Lucía miró fijamente a los ojos a Santiago y salió rápidamente sin decir una sola palabra con esa forma tan particular de caminar que él amaba, con el abrigo y los jeans que tan bien le quedaban, con ese cabello lizo que caía debajo de su hombro, tristísimo y oscuro como la película de agua que se cernía sobre Lima cada tarde de invierno. En ese momento, sintió que la luz se hizo aún más tenue y extrañó todo de ella: su mirada inocente, los pómulos grandes y sus labios rosados de los que solía beber el mejor amor que probó en su vida, el mejor sabor de la esperanza y de la felicidad, y no te muevas, quédate quieta mientras me besas amor, quiero sentir tu respiración de cerca, detén el tiempo, y déjame vivir aquí si es que siempre tendré que morir en tus labios, o ahogado del furor de tus hondos deseos, prométeme que no te vas a ir, que vas a sentir esto siempre, y yo también lo sentiré, es una promesa; no, un juramento mejor, uno de esos que solo se hacen ante dios, juez de todo, que comparezca yo ante él si es que profano algún juramento de este sagrado amor.
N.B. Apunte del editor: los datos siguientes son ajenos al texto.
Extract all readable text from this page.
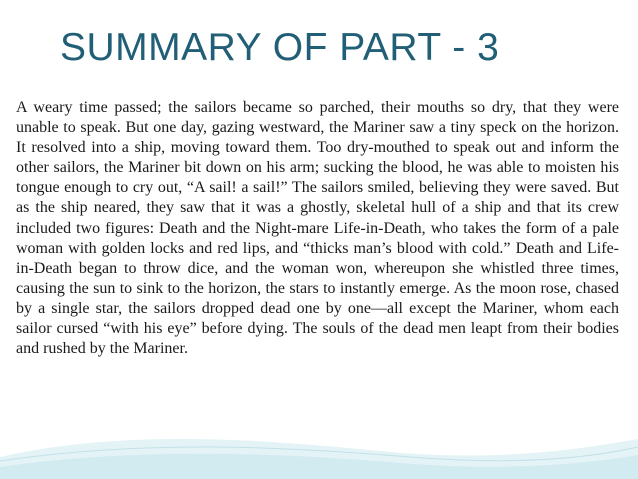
SUMMARY OF PART - 3

A weary time passed; the sailors became so parched, their mouths so dry, that they were unable to speak. But one day, gazing westward, the Mariner saw a tiny speck on the horizon. It resolved into a ship, moving toward them. Too dry-mouthed to speak out and inform the other sailors, the Mariner bit down on his arm; sucking the blood, he was able to moisten his tongue enough to cry out, “A sail! a sail!” The sailors smiled, believing they were saved. But as the ship neared, they saw that it was a ghostly, skeletal hull of a ship and that its crew included two figures: Death and the Night-mare Life-in-Death, who takes the form of a pale woman with golden locks and red lips, and “thicks man’s blood with cold.” Death and Life-in-Death began to throw dice, and the woman won, whereupon she whistled three times, causing the sun to sink to the horizon, the stars to instantly emerge. As the moon rose, chased by a single star, the sailors dropped dead one by one—all except the Mariner, whom each sailor cursed “with his eye” before dying. The souls of the dead men leapt from their bodies and rushed by the Mariner.
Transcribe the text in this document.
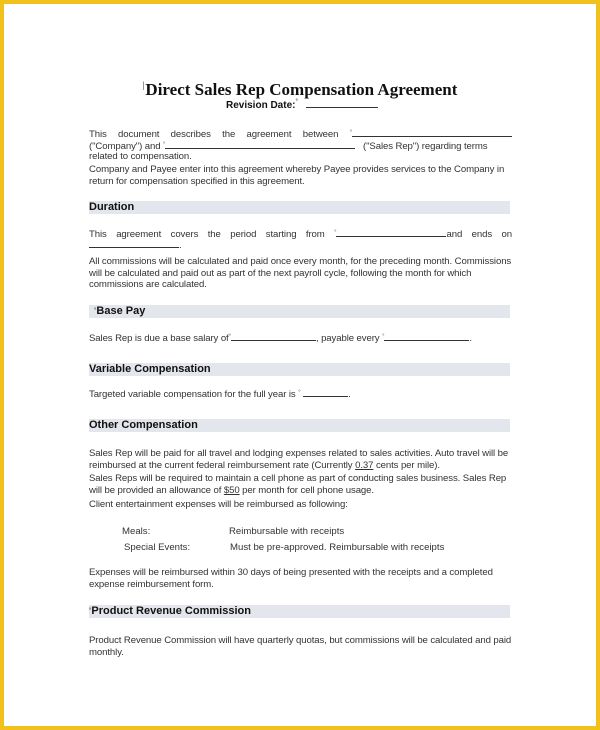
|Direct Sales Rep Compensation Agreement
Revision Date:°
This document describes the agreement between °
("Company") and °	("Sales Rep") regarding terms
related to compensation.
Company and Payee enter into this agreement whereby Payee provides services to the Company in return for compensation specified in this agreement.
Duration
This agreement covers the period starting from °	and ends on
.
All commissions will be calculated and paid once every month, for the preceding month. Commissions will be calculated and paid out as part of the next payroll cycle, following the month for which commissions are calculated.
°Base Pay
Sales Rep is due a base salary of°	, payable every °	.
Variable Compensation
Targeted variable compensation for the full year is °	.
Other Compensation
Sales Rep will be paid for all travel and lodging expenses related to sales activities. Auto travel will be reimbursed at the current federal reimbursement rate (Currently 0.37 cents per mile).
Sales Reps will be required to maintain a cell phone as part of conducting sales business. Sales Rep will be provided an allowance of $50 per month for cell phone usage.
Client entertainment expenses will be reimbursed as following:
Meals:	Reimbursable with receipts
Special Events:	Must be pre-approved. Reimbursable with receipts
Expenses will be reimbursed within 30 days of being presented with the receipts and a completed expense reimbursement form.
°Product Revenue Commission
Product Revenue Commission will have quarterly quotas, but commissions will be calculated and paid monthly.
Extrañó la forma que ella tenía de acariciarlo, sus manos lívidas, su cuerpo pálido que había conocido desde que era adolescente, la primera vez fallida en la que no hicieron el amor por temor de él, el reencuentro en alguna calle lejana en la costanera, los atardeceres con el sol más naranja que jamás vieron en el desierto, en esa callecita llena de árboles vetustos y altísimos, de maderas que parecían haber sido barnizadas por lo brillantes que se veían donde todo volvió a comenzar, esa calle triste de almas errantes en las que su amor era el único oasis de felicidad que encontraban, extrañó los sábados eternos, los besos trémulos del inicio y los interminables del final, las mil formas de hacer el amor y de llegar al placer más íntimo que ambos se conocían y que jamás querían dejar, y así, fue extrañando con cada recuerdo, cada lugar, cada rincón en el que había dejado una a una sus pasiones y deseos más profundos, las ilusiones que se le iban, porque no había para él forma más difícil de volver a empezar que por amor, y así las mañanas lentas, las tardes oscuras y las noches eternas, y qué más, ya qué más, Santiaguito.


II

Y entre mañanas inconstantes, tardes de trabajo y noches insomnes de recuerdos pasaron tres años, tiempo en el que Santiago había logrado conseguir una relativa estabilidad y acaso también felicidad junto a Valeria, una muchacha colombiana que había llegado al Perú gracias a un programa de intercambio universitario, por el que había llegado a hacer un posgrado en filosofía. Mujer espigada, de cuerpo espectacular, amabilísima, de sonrisa fácil y de ojitos soñadores. Se conocieron en un bar del centro de Lima, ¿te acuerdas, Vale?, yo estaba bien picadito y tú, guapísima llegaste a la barra, qué cantidad de gente, ¿no?, y me hice el caballero y te pregunté sin vergüenza alguna, ¿deseas algo? Yo te lo pido, descuida, y me dijiste, machísima tú, que querías unas cervezas, y obvio que las tuviste al instante, porque bueno, me llamaste mucho la atención, y luego converse que te converse y mis amigas se dieron cuenta y no me dijeron nada, sí, no te equivocas, he venido con cuatro amigas, soy el único hombre, no, Vale, no soy gay, solo que tengo más amigas mujeres, ah, que tú también, excelente, ¿y que qué hago? Escribo en un diario, tengo algunos libros y ahora trabajo para el estado como asesor en temas educativos, pero por supuesto que me interesa, ojalá aquí pudiésemos hacer algo siempre, pero hay muchas trabas, en Colombia es igual, sí, te entiendo, por cierto, qué bonito dejo, qué dulce tu voz en ese tono, me encanta, Valerita, ¿se puede, no?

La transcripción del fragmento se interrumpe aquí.